Employers interested in additional tools and resources to address their employees’ childcare needs, including models and best practices in the workplace, can be found in the childcare needs toolkit.CT-Employer-Childcare-Toolkit_0421
The survey was emailed from Nov. 24, 2020 through Jan. 6, 2021 to more than 3,500 top executives throughout the state; 234 business leaders participated in the survey, with a response rate of 6.25% and a margin of error of +/-6%.
Connecticut Early Childhood Funder Collaborative comprises 20 funders from across the state committed to building an equitable, effective, high-quality early childhood system. It is a project of the Connecticut Council for Philanthropy, an association of grantmakers committed to promoting and supporting effective philanthropy for the public good.
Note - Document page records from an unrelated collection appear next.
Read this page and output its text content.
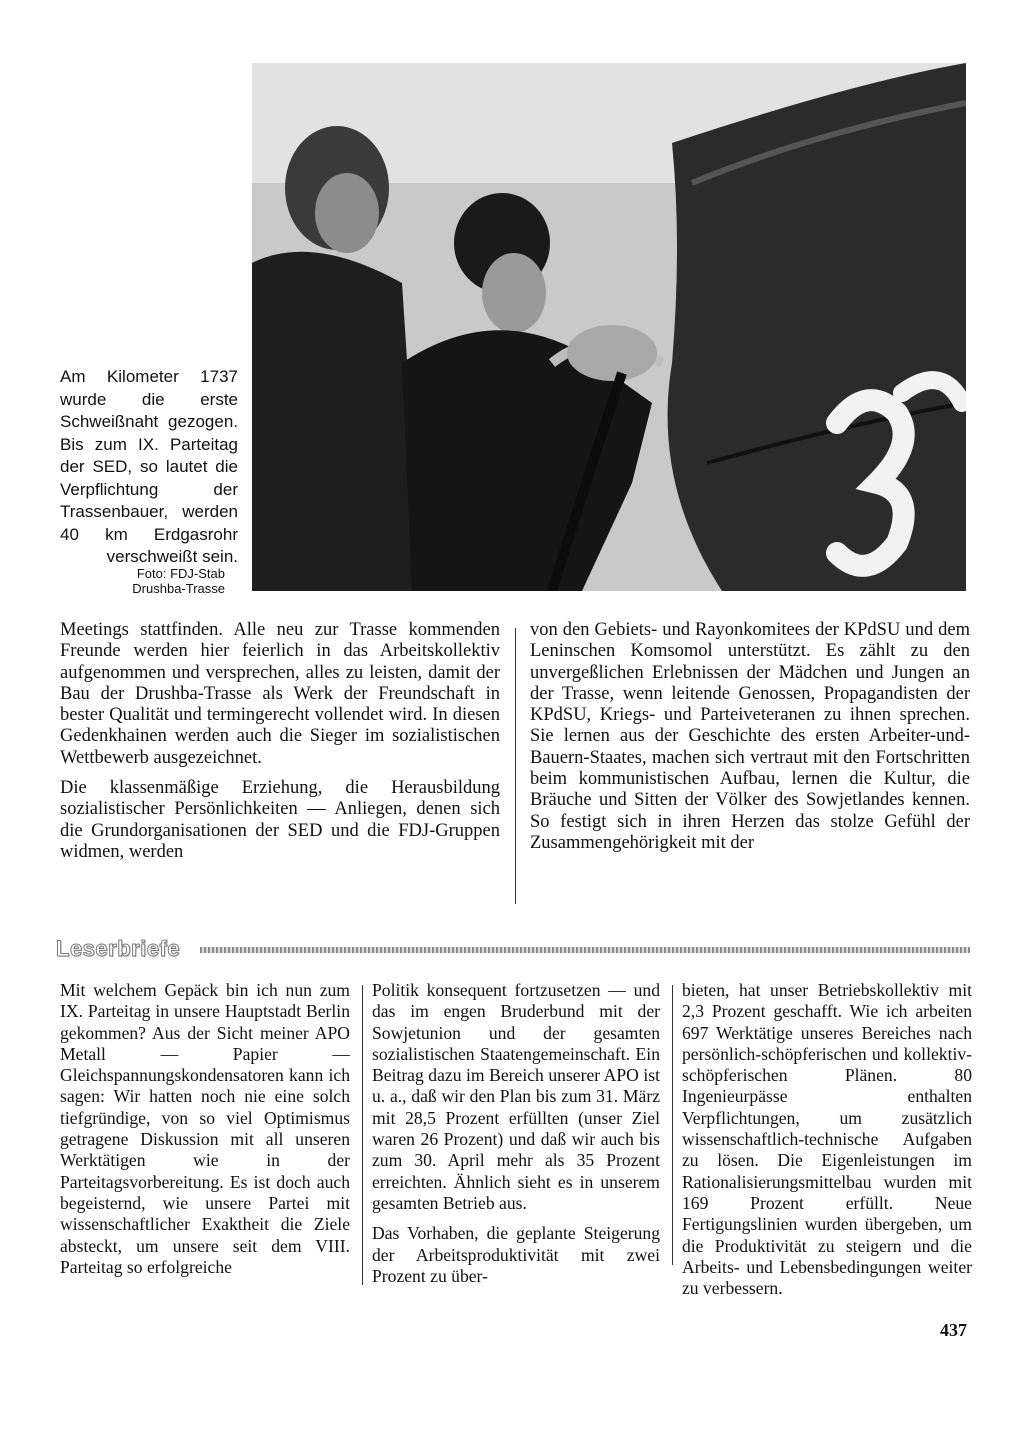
Am Kilometer 1737 wurde die erste Schweißnaht gezogen. Bis zum IX. Parteitag der SED, so lautet die Verpflichtung der Trassenbauer, werden 40 km Erdgasrohr verschweißt sein.
Foto: FDJ-Stab
Drushba-Trasse

Meetings stattfinden. Alle neu zur Trasse kommenden Freunde werden hier feierlich in das Arbeitskollektiv aufgenommen und versprechen, alles zu leisten, damit der Bau der Drushba-Trasse als Werk der Freundschaft in bester Qualität und termingerecht vollendet wird. In diesen Gedenkhainen werden auch die Sieger im sozialistischen Wettbewerb ausgezeichnet.

Die klassenmäßige Erziehung, die Herausbildung sozialistischer Persönlichkeiten — Anliegen, denen sich die Grundorganisationen der SED und die FDJ-Gruppen widmen, werden

von den Gebiets- und Rayonkomitees der KPdSU und dem Leninschen Komsomol unterstützt. Es zählt zu den unvergeßlichen Erlebnissen der Mädchen und Jungen an der Trasse, wenn leitende Genossen, Propagandisten der KPdSU, Kriegs- und Parteiveteranen zu ihnen sprechen. Sie lernen aus der Geschichte des ersten Arbeiter-und-Bauern-Staates, machen sich vertraut mit den Fortschritten beim kommunistischen Aufbau, lernen die Kultur, die Bräuche und Sitten der Völker des Sowjetlandes kennen. So festigt sich in ihren Herzen das stolze Gefühl der Zusammengehörigkeit mit der

Leserbriefe

Mit welchem Gepäck bin ich nun zum IX. Parteitag in unsere Hauptstadt Berlin gekommen? Aus der Sicht meiner APO Metall — Papier — Gleichspannungskondensatoren kann ich sagen: Wir hatten noch nie eine solch tiefgründige, von so viel Optimismus getragene Diskussion mit all unseren Werktätigen wie in der Parteitagsvorbereitung. Es ist doch auch begeisternd, wie unsere Partei mit wissenschaftlicher Exaktheit die Ziele absteckt, um unsere seit dem VIII. Parteitag so erfolgreiche

Politik konsequent fortzusetzen — und das im engen Bruderbund mit der Sowjetunion und der gesamten sozialistischen Staatengemeinschaft. Ein Beitrag dazu im Bereich unserer APO ist u. a., daß wir den Plan bis zum 31. März mit 28,5 Prozent erfüllten (unser Ziel waren 26 Prozent) und daß wir auch bis zum 30. April mehr als 35 Prozent erreichten. Ähnlich sieht es in unserem gesamten Betrieb aus.

Das Vorhaben, die geplante Steigerung der Arbeitsproduktivität mit zwei Prozent zu über-

bieten, hat unser Betriebskollektiv mit 2,3 Prozent geschafft. Wie ich arbeiten 697 Werktätige unseres Bereiches nach persönlich-schöpferischen und kollektiv-schöpferischen Plänen. 80 Ingenieurpässe enthalten Verpflichtungen, um zusätzlich wissenschaftlich-technische Aufgaben zu lösen. Die Eigenleistungen im Rationalisierungsmittelbau wurden mit 169 Prozent erfüllt. Neue Fertigungslinien wurden übergeben, um die Produktivität zu steigern und die Arbeits- und Lebensbedingungen weiter zu verbessern.

437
CBIA is Connecticut’s largest business organization, with thousands of member companies, small and large, representing a diverse range of industries from every part of the state. For more information, please contact Joe Budd (860.244.1951).
ReadyCT is a nonprofit organization working to advance academic excellence and career-connected learning for all public school students in Connecticut through collaboration with business, civic, and education leaders. ReadyCT is a CBIA affiliate. For more information, please contact Sheryl McNamee (860.244.1109).
Social Venture Partners Connecticut consists of over 200 partners, plus staff, who scale their social impact by working together to provide capacity building to nonprofits and systems change projects, with a focus on race equity and closing the opportunity gap.